The key to a successful reintroduction period on the AIP diet is to be patient and diligent in monitoring your body’s responses. This process will help you identify trigger foods and create a customized, sustainable dietary plan that works for your specific needs.
- Maintenance Phase:
- Focus on: Personalized AIP protocol based on individual triggers. Maintain a balanced, nutrient-dense diet while avoiding identified trigger foods.
Tips for Success on the AIP diet
Research and gather resources: Before jumping into an intricate diet like the Autoimmune Protocol it’s important to understand what you’re going to be doing fully. There are so many great free resources today that can help make the AIP diet easy and stress-free. I’ve linked all my favorite free resources, affordable AIP books, and articles worth reading before starting the AIP diet.
Plan and Prep: Plan meals ahead of time and batch cook to ensure you have AIP-compliant options readily available. If you’re new to meal prepping check out our post “Meal prepping 101” and grab a free copy of our meal prepping guide/ printables!
Stay Positive: Focus on the delicious foods you can eat rather than those you are avoiding. Get creative with AIP-friendly recipes. Your mindset going into the diet will set the mood. There are two options: choose to hate the process while thinking about all the foods you cut out or choose to appreciate the opportunity to nourish your body and try a new diet!

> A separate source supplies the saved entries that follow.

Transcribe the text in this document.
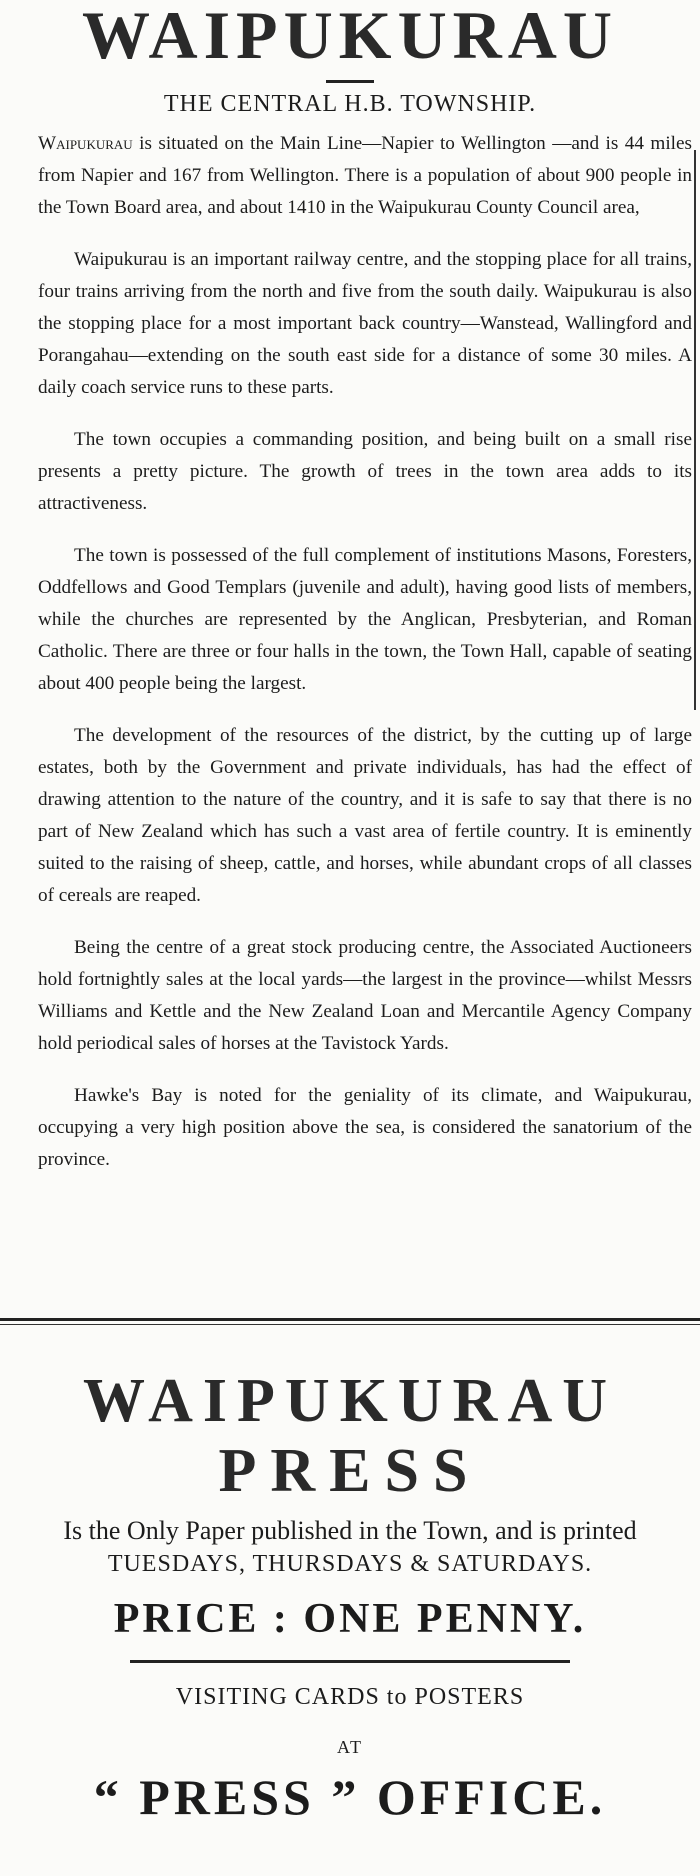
WAIPUKURAU
THE CENTRAL H.B. TOWNSHIP.

Waipukurau is situated on the Main Line—Napier to Wellington —and is 44 miles from Napier and 167 from Wellington. There is a population of about 900 people in the Town Board area, and about 1410 in the Waipukurau County Council area,

Waipukurau is an important railway centre, and the stopping place for all trains, four trains arriving from the north and five from the south daily. Waipukurau is also the stopping place for a most important back country—Wanstead, Wallingford and Porangahau—extending on the south east side for a distance of some 30 miles. A daily coach service runs to these parts.

The town occupies a commanding position, and being built on a small rise presents a pretty picture. The growth of trees in the town area adds to its attractiveness.

The town is possessed of the full complement of institutions Masons, Foresters, Oddfellows and Good Templars (juvenile and adult), having good lists of members, while the churches are represented by the Anglican, Presbyterian, and Roman Catholic. There are three or four halls in the town, the Town Hall, capable of seating about 400 people being the largest.

The development of the resources of the district, by the cutting up of large estates, both by the Government and private individuals, has had the effect of drawing attention to the nature of the country, and it is safe to say that there is no part of New Zealand which has such a vast area of fertile country. It is eminently suited to the raising of sheep, cattle, and horses, while abundant crops of all classes of cereals are reaped.

Being the centre of a great stock producing centre, the Associated Auctioneers hold fortnightly sales at the local yards—the largest in the province—whilst Messrs Williams and Kettle and the New Zealand Loan and Mercantile Agency Company hold periodical sales of horses at the Tavistock Yards.

Hawke's Bay is noted for the geniality of its climate, and Waipukurau, occupying a very high position above the sea, is considered the sanatorium of the province.

WAIPUKURAU

PRESS

Is the Only Paper published in the Town, and is printed

TUESDAYS, THURSDAYS & SATURDAYS.

PRICE : ONE PENNY.

VISITING CARDS to POSTERS

AT

“ PRESS ” OFFICE.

Mind-body-soul: Full body healing means having all areas (mind, body, and soul) be in alignment. Most people understand how to go about taking care of the body and soul part and forget about the mind. Which looks like emotional management skills. Managing stress and emotions is crucial for anyone with Autoimmune diseases. Check out our article on “Stress and Autoimmunity” to better understand why it’s so important to get your mind right.
Food Quality Matters: Whenever possible, choose high-quality, organic, and grass-fed or pastured sources for meats and produce to maximize nutrient intake and minimize potential chemical exposure.
Monitor Progress: Keep a detailed food journal to track your symptoms, making it easier to identify triggers and areas of improvement. Utilize free resources like our diet and symptom trackers located on the Resource Library page.
Consult a Professional: Find an experienced nutritionist if you need extra help. The AIP can be confusing and feel overwhelming but you don’t have to go at it alone!